Per far questo evidentemente lo Stato inizialmente deve spendere a deficit, impegnando risorse nuove. Ciò significa non rispettare i limiti di deficit europei e soprattutto la necessità di immettere denaro senza prelevarlo dai cittadini e senza indebitarsi ulteriormente, cosa che è possibile solo uscendo dalla UEM ed agendo con una propria moneta.

Nessuna altra strada può condurre a politiche di piena occupazione: tutte le manovre tese a flessibilizzare il lavoro, renderlo meno costoso, ovvero manovre dal lato dell’offerta non risolvono il problema, ma lo stabilizzano, portando l’occupazione al livello della domanda presente nell’economia e non aumentandola, ovvero portando l’occupazione a quel livello “naturale” di cui si diceva prima.

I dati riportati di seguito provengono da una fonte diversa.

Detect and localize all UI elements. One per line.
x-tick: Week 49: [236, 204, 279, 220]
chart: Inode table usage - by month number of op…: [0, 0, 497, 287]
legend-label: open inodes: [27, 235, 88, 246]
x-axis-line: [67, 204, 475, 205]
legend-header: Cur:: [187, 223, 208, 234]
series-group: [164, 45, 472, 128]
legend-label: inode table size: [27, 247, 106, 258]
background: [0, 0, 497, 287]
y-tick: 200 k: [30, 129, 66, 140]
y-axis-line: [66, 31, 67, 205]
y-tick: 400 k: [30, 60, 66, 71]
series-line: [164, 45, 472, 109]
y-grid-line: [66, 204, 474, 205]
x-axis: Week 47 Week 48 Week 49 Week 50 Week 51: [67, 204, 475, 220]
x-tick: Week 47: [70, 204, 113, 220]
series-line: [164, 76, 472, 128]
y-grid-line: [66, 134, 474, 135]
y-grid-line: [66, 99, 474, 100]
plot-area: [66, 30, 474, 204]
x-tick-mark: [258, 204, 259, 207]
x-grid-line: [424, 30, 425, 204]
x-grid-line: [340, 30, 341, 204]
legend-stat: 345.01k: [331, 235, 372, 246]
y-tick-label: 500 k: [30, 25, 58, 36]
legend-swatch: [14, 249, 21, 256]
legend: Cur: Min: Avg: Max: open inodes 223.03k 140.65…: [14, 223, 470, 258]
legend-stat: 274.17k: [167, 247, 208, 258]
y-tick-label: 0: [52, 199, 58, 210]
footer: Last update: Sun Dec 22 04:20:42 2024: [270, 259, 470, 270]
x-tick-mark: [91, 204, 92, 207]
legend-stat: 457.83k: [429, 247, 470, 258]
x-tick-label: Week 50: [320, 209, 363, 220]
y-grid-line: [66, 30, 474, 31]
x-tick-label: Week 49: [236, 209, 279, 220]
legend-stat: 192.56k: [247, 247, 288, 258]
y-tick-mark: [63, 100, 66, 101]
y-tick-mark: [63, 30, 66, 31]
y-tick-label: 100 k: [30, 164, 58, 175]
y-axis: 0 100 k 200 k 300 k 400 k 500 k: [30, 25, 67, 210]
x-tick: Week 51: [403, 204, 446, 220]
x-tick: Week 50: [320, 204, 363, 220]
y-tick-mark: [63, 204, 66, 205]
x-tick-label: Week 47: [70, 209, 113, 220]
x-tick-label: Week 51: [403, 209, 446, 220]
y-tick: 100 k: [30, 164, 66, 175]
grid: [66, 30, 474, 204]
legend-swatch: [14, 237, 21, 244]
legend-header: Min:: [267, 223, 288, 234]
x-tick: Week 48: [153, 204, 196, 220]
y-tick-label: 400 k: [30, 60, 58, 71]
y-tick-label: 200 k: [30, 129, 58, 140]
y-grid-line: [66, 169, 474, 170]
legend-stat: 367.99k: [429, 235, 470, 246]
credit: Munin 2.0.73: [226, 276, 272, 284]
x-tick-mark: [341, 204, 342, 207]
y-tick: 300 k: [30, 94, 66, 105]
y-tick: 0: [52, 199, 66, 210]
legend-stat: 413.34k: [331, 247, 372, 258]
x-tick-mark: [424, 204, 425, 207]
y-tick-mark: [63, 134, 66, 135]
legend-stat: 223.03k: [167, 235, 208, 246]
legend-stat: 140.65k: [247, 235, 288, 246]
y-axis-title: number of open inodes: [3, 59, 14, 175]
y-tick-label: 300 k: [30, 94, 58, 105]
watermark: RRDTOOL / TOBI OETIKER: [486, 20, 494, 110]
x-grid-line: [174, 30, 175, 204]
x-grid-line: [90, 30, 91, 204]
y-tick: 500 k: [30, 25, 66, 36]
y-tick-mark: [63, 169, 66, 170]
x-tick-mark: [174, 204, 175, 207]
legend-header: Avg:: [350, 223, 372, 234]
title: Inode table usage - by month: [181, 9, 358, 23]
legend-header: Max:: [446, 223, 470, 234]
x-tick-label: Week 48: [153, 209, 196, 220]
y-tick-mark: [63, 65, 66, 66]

La nostra Costituzione, che è la stella polare dell’azione di Alternativa per l’Italia, dando il compito allo Stato di agire per eliminare ostacoli e disuguaglianze (art. 3 comma II) non si pone il problema delle risorse per farlo e giustamente: uno Stato sovrano le risorse necessarie le crea, nei limiti di quanto serve alla sua economia ed ai suoi cittadini per crescere armoniosamente. E questo compito non è eludibile, neppure per ragioni di bilancio: l’art. 3 fa infatti parte di quel corpo non modificabile della Costituzione che non può essere ignorato o scavalcato da altri articoli. Le esigenze primarie di uguaglianza e crescita sociale sono quindi superiori e cogenti rispetto a quelle di bilancio, anche se sciaguratamente messe nella Carta, come con il testo novellato dell’art. 81 Cost..

Alternativa per l’Italia non vuole quindi che perseguire e ripristinare il programma di sviluppo economico e sociale colpevolmente abbandonato da chi ha governato lo Stato e ridare così lavoro e dignità al cittadino, che non è merce-lavoro, ma un essere umano e come tale va trattato.